Soldiers continued to be paid by the government. They did eventually come to provide their own equipment and depend on their own property, and soldier is even early on understood to have been supported by the household. It was a natural consequence of reduced salaries and less frequent payments, much of which had been come to be delivered in kind instead of in coin. Already by 8th century it was assumed that soldiers own their own weapons, armour and horse. Armies continued to rely on established pattern of support, by which provincials delivered certain quantities of grain and other produce. Soldiers do seem to have been granted land from imperial estates, which disappear from records after 7th century, indicating that already described was in fact a centrally planned and not organic process.

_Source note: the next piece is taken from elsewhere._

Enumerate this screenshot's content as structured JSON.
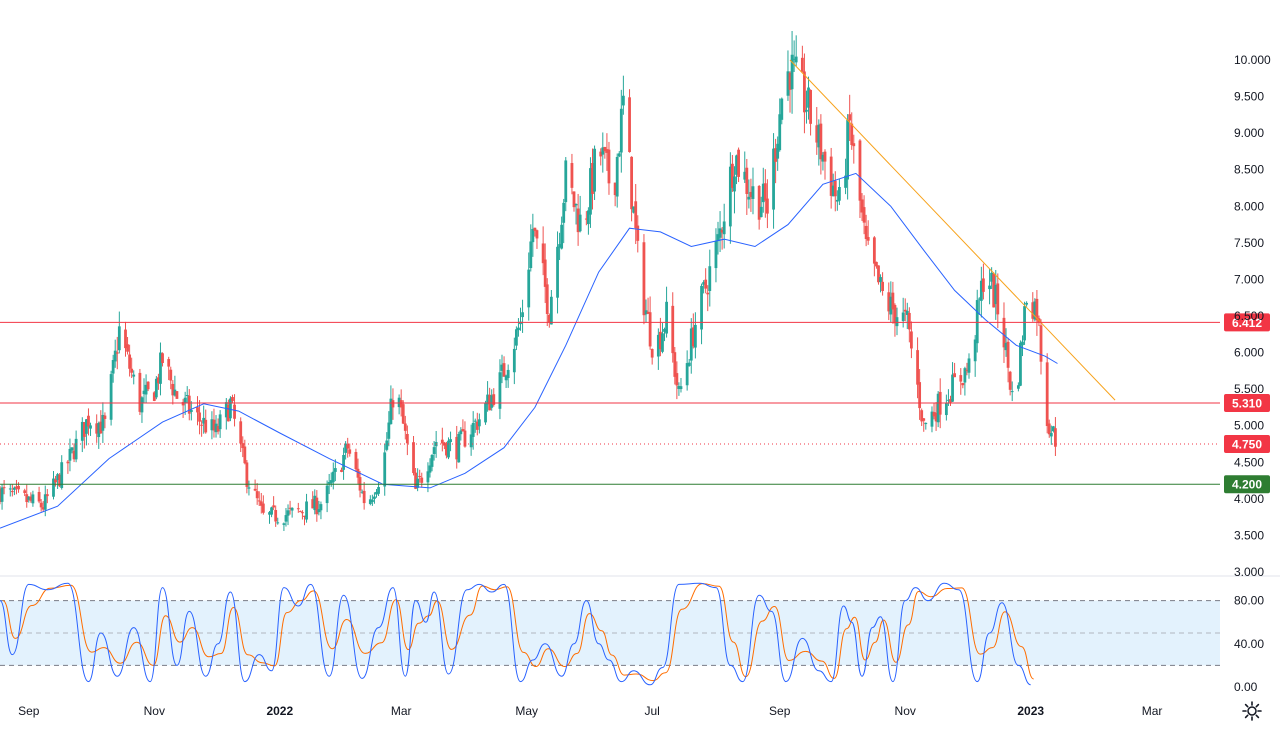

At any rate, extreme decentralization and localization of government and military was one of its main strengths. Tax system was highly informal and flexible, with very differing implementation at local level. This localization, and rooting of system into local society (including localized recruitment), allowed it to adapt to changing circumstances and localized as well as widespread crises.

CONCLUSIONS

As can be seen from the above, practice of localized military support has long tradition in Roman military, and it is precisely in this tradition that origins of thematic systems should be sought. Rather than creation of a wholly new system (as proposed by Ostrogorsky) which in conditions of 7th century was likely impossible to achieve, thematic system of miltary lands presents a gradual evolutionary development of military organization that has its roots in military arrangements of early Principate.

The process which happened with Principate forces likely also repeated itself after 7th century. Originally merely field armies billeted across Empire for sake of simplifying logistical support, themes eventually came to merge with civilian society and take over much of duties of provincial administration. Soldiers themselves also came to acquire land (a much safer source of income than coinage), and thus became part of local society. Evidence does exist that this was planned, and not natural process, however.

Whatever the case, acquisition of land did lead to increased immobility of thematic forces. While heavy cavalrymen – kataphraktoi – and possibly cavalrymen in general had estates too large for one person to handle, and thus their absence was not crucial, light infantrymen could not be so cavalier about campaigning. It is likely in this that we have to seek causes of increasing favorization of imperial Tagmata as well as Nikephoros II’s preference for heavy cavalry, which could campaign outside borders of the Empire – though when it comes to favoritization of Tagma units, countering rebellions by themes was also a significant concern.